The P300 paradigm can also be employed in a more passive way and, for example, study how a person reacts to various stimuli when using simulators, operating critical machinery or even when browsing web pages in order to optimize the presentation of the interface. The versatility of P300 even extends to the application of criminology, where a suspect can be presented with object photos from a crime scene and from a P300 response, it can be determined if a person was at the crime scene and saw these particular objects or not.
The peak of the P300 is relatively small and is typically hidden in the noisy EEG software recordings and usually an average of repeated measurements has to be taken in order to reveal P300 potential as shown in the previous figure.
Here, at Neurotechnology, we train machine learning algorithms to detect P300 signals even when they are buried in the noise and would not be detectable by conventional algorithms.

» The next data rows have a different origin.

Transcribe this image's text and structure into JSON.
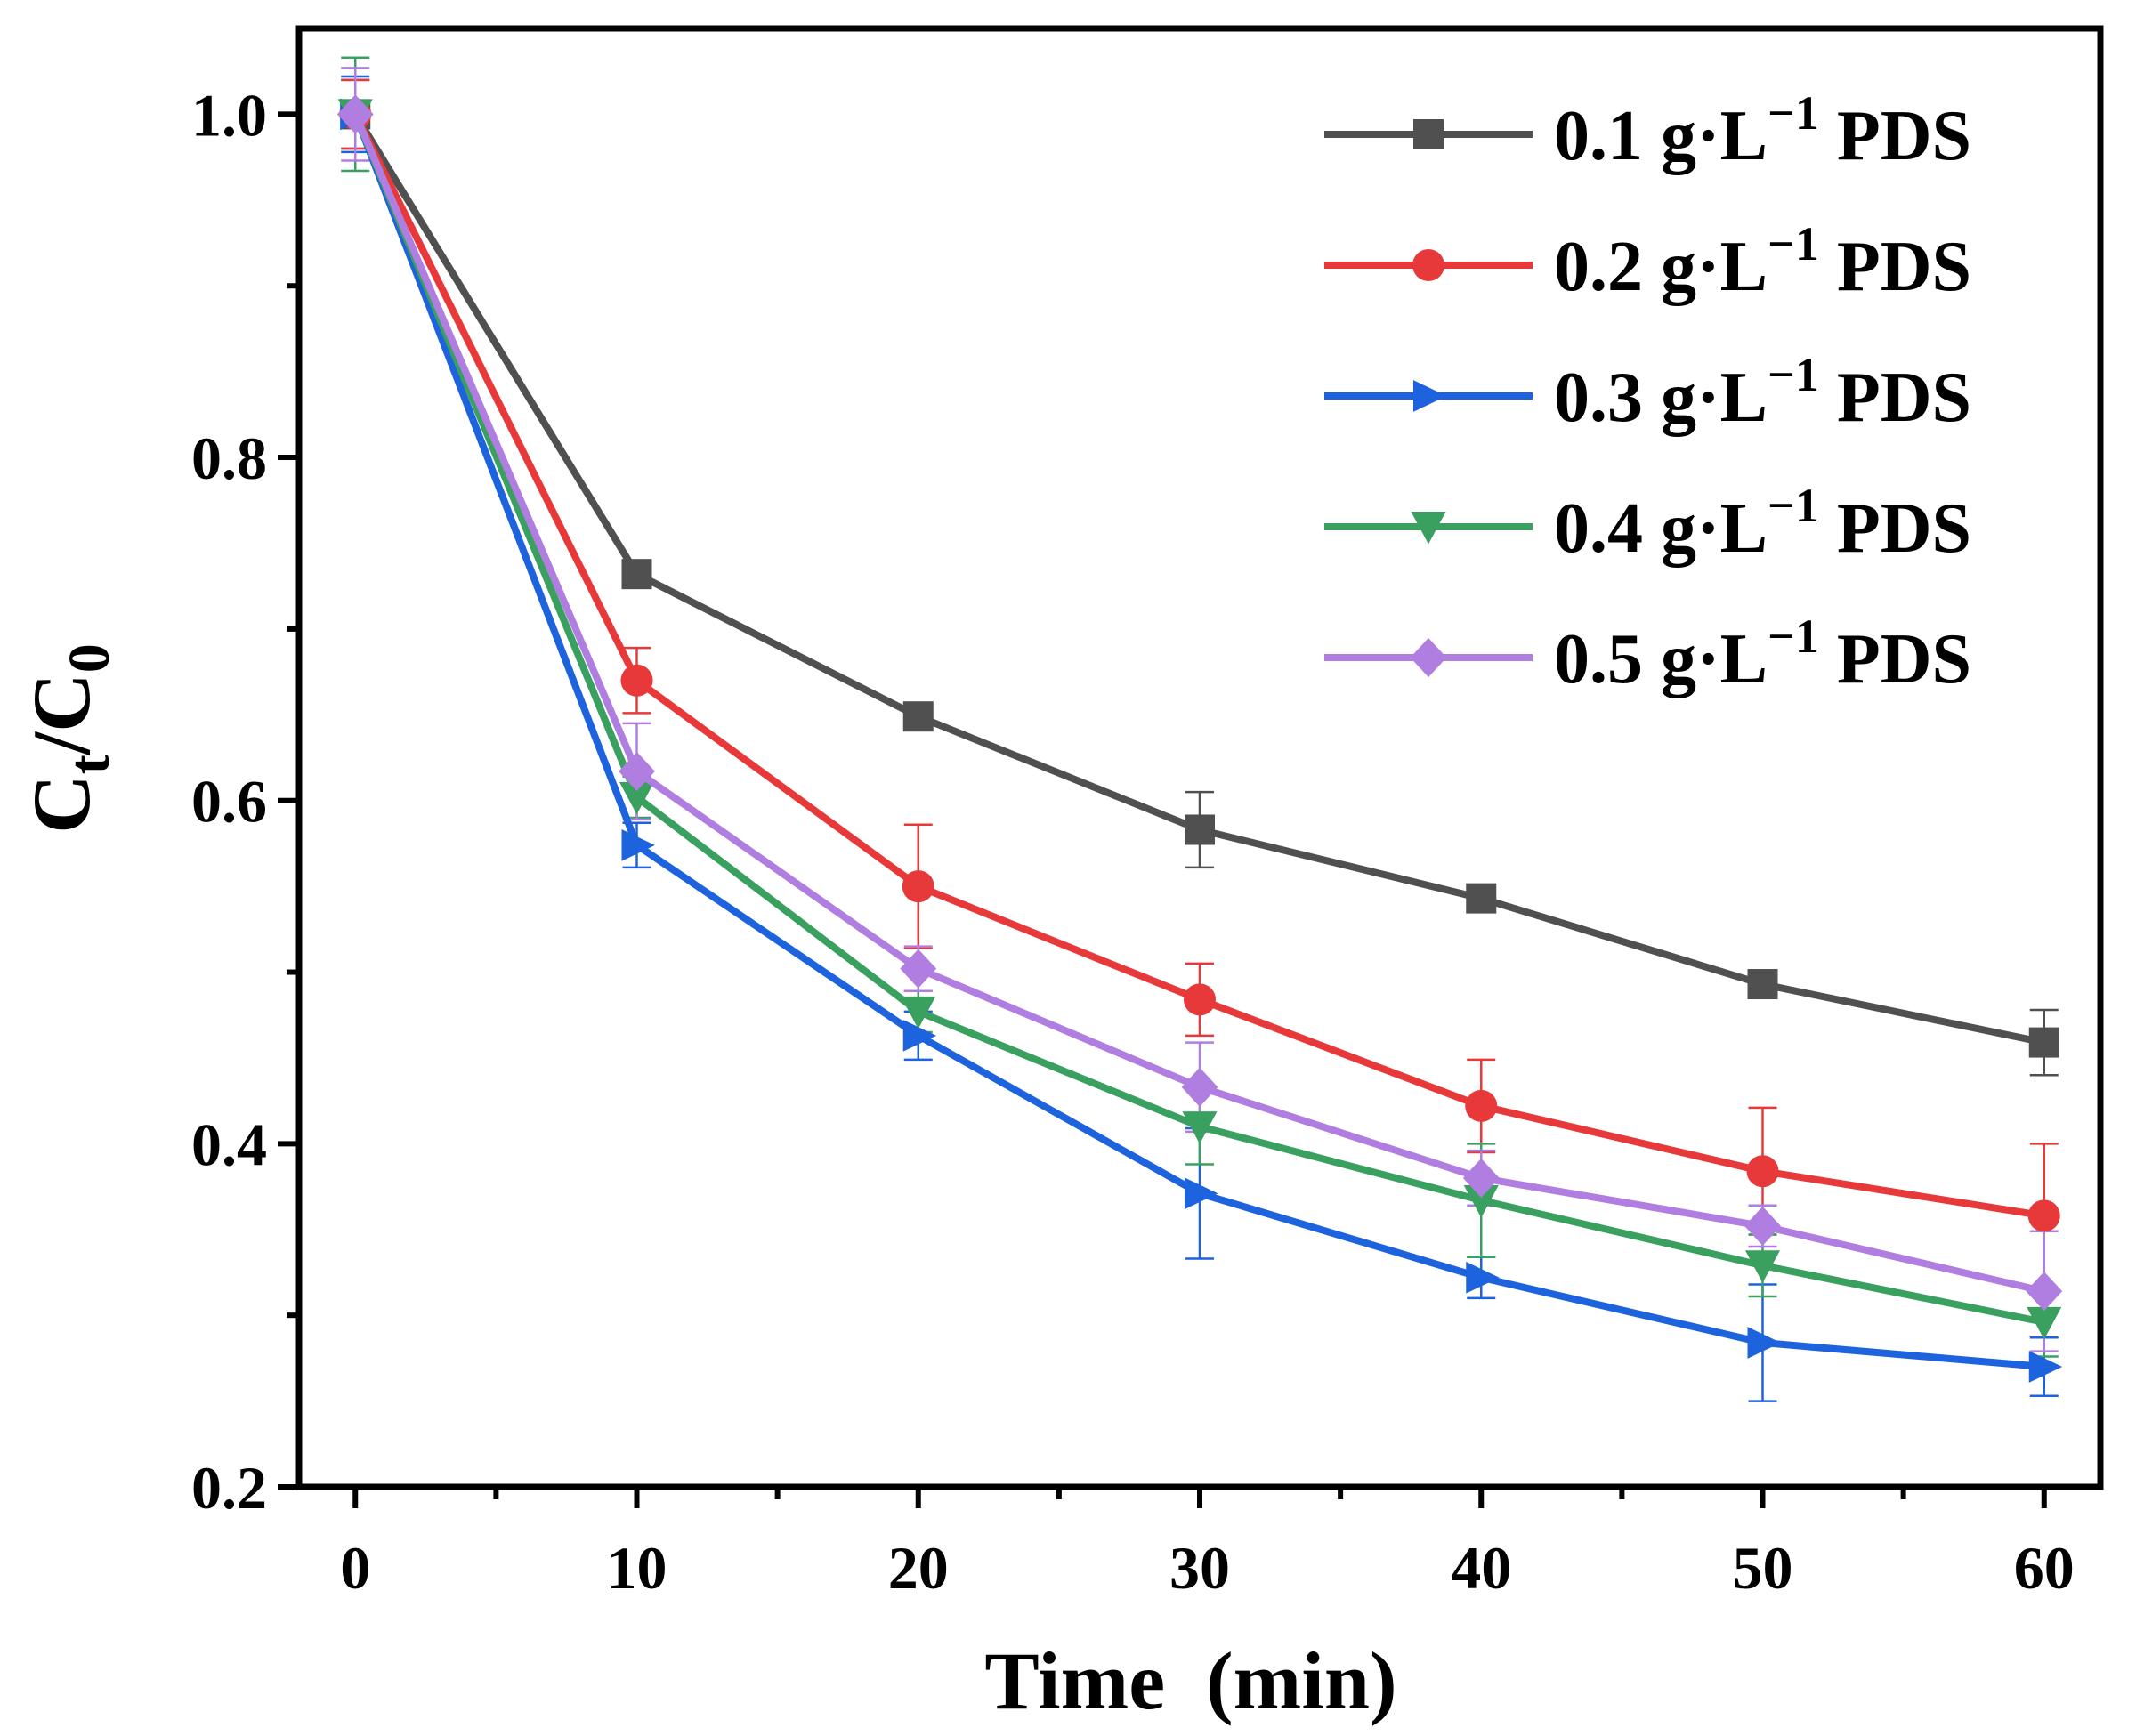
{
  "chart_data": {
    "type": "line",
    "title": "",
    "xlabel": "Time  (min)",
    "ylabel_main": "C",
    "ylabel_sub1": "t",
    "ylabel_mid": "/C",
    "ylabel_sub2": "0",
    "xlim": [
      -2,
      62
    ],
    "ylim": [
      0.2,
      1.05
    ],
    "x_ticks": [
      0,
      10,
      20,
      30,
      40,
      50,
      60
    ],
    "x_tick_labels": [
      "0",
      "10",
      "20",
      "30",
      "40",
      "50",
      "60"
    ],
    "y_ticks": [
      0.2,
      0.4,
      0.6,
      0.8,
      1.0
    ],
    "y_tick_labels": [
      "0.2",
      "0.4",
      "0.6",
      "0.8",
      "1.0"
    ],
    "legend_position": "top-right",
    "x": [
      0,
      10,
      20,
      30,
      40,
      50,
      60
    ],
    "series": [
      {
        "name": "0.1 g·L",
        "sup": "−1",
        "suffix": " PDS",
        "color": "#505050",
        "marker": "square",
        "values": [
          1.0,
          0.732,
          0.649,
          0.583,
          0.543,
          0.493,
          0.459
        ],
        "errors": [
          0.02,
          0.008,
          0.006,
          0.022,
          0.006,
          0.006,
          0.019
        ]
      },
      {
        "name": "0.2 g·L",
        "sup": "−1",
        "suffix": " PDS",
        "color": "#e8393a",
        "marker": "circle",
        "values": [
          1.0,
          0.67,
          0.55,
          0.484,
          0.422,
          0.384,
          0.358
        ],
        "errors": [
          0.02,
          0.019,
          0.036,
          0.021,
          0.027,
          0.037,
          0.042
        ]
      },
      {
        "name": "0.3 g·L",
        "sup": "−1",
        "suffix": " PDS",
        "color": "#1c63dd",
        "marker": "triangle-right",
        "values": [
          1.0,
          0.574,
          0.463,
          0.371,
          0.322,
          0.284,
          0.27
        ],
        "errors": [
          0.022,
          0.013,
          0.014,
          0.038,
          0.012,
          0.034,
          0.017
        ]
      },
      {
        "name": "0.4 g·L",
        "sup": "−1",
        "suffix": " PDS",
        "color": "#3aa060",
        "marker": "triangle-down",
        "values": [
          1.0,
          0.602,
          0.477,
          0.41,
          0.367,
          0.329,
          0.296
        ],
        "errors": [
          0.033,
          0.012,
          0.012,
          0.022,
          0.033,
          0.018,
          0.02
        ]
      },
      {
        "name": "0.5 g·L",
        "sup": "−1",
        "suffix": " PDS",
        "color": "#b07ee0",
        "marker": "diamond",
        "values": [
          1.0,
          0.617,
          0.502,
          0.433,
          0.38,
          0.352,
          0.314
        ],
        "errors": [
          0.027,
          0.028,
          0.013,
          0.026,
          0.016,
          0.012,
          0.035
        ]
      }
    ]
  }
}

We also aim to minimize the number of required electrodes for the detection of P300 potential in order to minimize and reduce the costs of the required hardware.
It is worth noting that for active control, when a person is trying to choose from multiple presented options, the process can be very long when the number of options is large. For example, it can take up to tens of seconds when choosing a letter from a keyboard. Therefore, a very important research direction is trying to minimize this time with the so-called ‘fast P300’ algorithms where stimuli at smaller intervals than 300-400 ms and algorithms have to cope with overlapping P300 potentials in the recordings.